Bana indiğimiz yeri anlatıyor. İşte süpermarket şurada, otobüs durağı şurada,
taksi şurada, Metro şurada diye. Uzun uzun kaybolmamam için evin kapı
numarasını, apartman kapısının nasıl açıldığını vb… Galiba Türkleri yol yordam
bilmeyen, metronun ne olduğundan haberi olmayan insanlar zannediyor. Gerçi
haklı tabi Ankara’da 15 yıldır metro inşaatlarının bitmesini bekliyoruz. Evet
evettt haklı bence kadın :)
Nina evi gezdiriyor. Yine uzun uzun herşeyi anlatıyor.

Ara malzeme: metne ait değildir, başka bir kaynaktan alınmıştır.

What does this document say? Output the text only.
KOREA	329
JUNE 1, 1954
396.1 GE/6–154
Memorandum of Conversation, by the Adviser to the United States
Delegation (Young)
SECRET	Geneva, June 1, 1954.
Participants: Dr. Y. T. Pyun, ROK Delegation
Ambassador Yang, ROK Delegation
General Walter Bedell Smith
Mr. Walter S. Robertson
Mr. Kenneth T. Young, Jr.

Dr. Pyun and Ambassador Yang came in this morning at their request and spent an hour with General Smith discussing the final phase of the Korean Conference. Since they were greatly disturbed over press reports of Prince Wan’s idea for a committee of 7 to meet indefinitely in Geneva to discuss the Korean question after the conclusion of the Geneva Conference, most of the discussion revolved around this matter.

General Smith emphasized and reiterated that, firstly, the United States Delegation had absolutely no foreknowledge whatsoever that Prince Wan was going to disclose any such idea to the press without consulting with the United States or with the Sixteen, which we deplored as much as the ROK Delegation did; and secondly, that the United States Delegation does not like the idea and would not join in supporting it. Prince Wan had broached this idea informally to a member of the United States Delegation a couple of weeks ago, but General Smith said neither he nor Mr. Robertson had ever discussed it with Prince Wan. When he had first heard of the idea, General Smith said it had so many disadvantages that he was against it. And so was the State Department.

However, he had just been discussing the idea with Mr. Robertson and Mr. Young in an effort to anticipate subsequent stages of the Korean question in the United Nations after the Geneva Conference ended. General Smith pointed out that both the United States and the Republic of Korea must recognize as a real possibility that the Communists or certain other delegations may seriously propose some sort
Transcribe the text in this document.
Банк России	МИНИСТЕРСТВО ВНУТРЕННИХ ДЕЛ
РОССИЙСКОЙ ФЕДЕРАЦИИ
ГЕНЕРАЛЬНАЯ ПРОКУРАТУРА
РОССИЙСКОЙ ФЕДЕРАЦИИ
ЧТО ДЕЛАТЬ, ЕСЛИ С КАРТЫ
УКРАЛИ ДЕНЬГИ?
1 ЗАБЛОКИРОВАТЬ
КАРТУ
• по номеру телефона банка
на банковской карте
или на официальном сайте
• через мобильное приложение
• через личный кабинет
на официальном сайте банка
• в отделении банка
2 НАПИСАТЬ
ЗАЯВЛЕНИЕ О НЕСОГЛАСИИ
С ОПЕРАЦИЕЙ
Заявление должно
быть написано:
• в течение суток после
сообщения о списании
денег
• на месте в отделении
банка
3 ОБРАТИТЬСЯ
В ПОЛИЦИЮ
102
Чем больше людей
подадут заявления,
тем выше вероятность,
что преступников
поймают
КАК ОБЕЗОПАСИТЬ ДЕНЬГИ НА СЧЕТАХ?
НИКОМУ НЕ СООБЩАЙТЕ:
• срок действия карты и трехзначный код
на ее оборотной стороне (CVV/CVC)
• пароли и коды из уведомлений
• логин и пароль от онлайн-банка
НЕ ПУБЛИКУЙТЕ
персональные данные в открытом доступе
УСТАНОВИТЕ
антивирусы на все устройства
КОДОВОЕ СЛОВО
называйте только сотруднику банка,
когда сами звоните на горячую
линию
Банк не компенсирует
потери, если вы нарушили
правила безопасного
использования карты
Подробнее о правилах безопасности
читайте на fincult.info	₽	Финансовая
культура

Ben size anlatıp
canınızı sıkmayacağım :)
1 oda bi mutfak, banyo-wc ve küçük bir girişten oluşan orta kalitede ve orta
düzey temizlikte bir ev burası. Ne iş yaptığımı soruyor. Mühendis olduğumu
öğrenince tavırları biraz daha yumuşadı. Sonra
İşte Kiev'deki İlk Hediyem
bana üzerinde Hz. Meryem ve Hz.
İsa figürlerinin olduğu bir kart verdi ve bunu cebimde saklamamın iyi olacağını
işaret diliyle anlattı. Ben de karttakileri tanıdığımı birinin İsa (Jesus)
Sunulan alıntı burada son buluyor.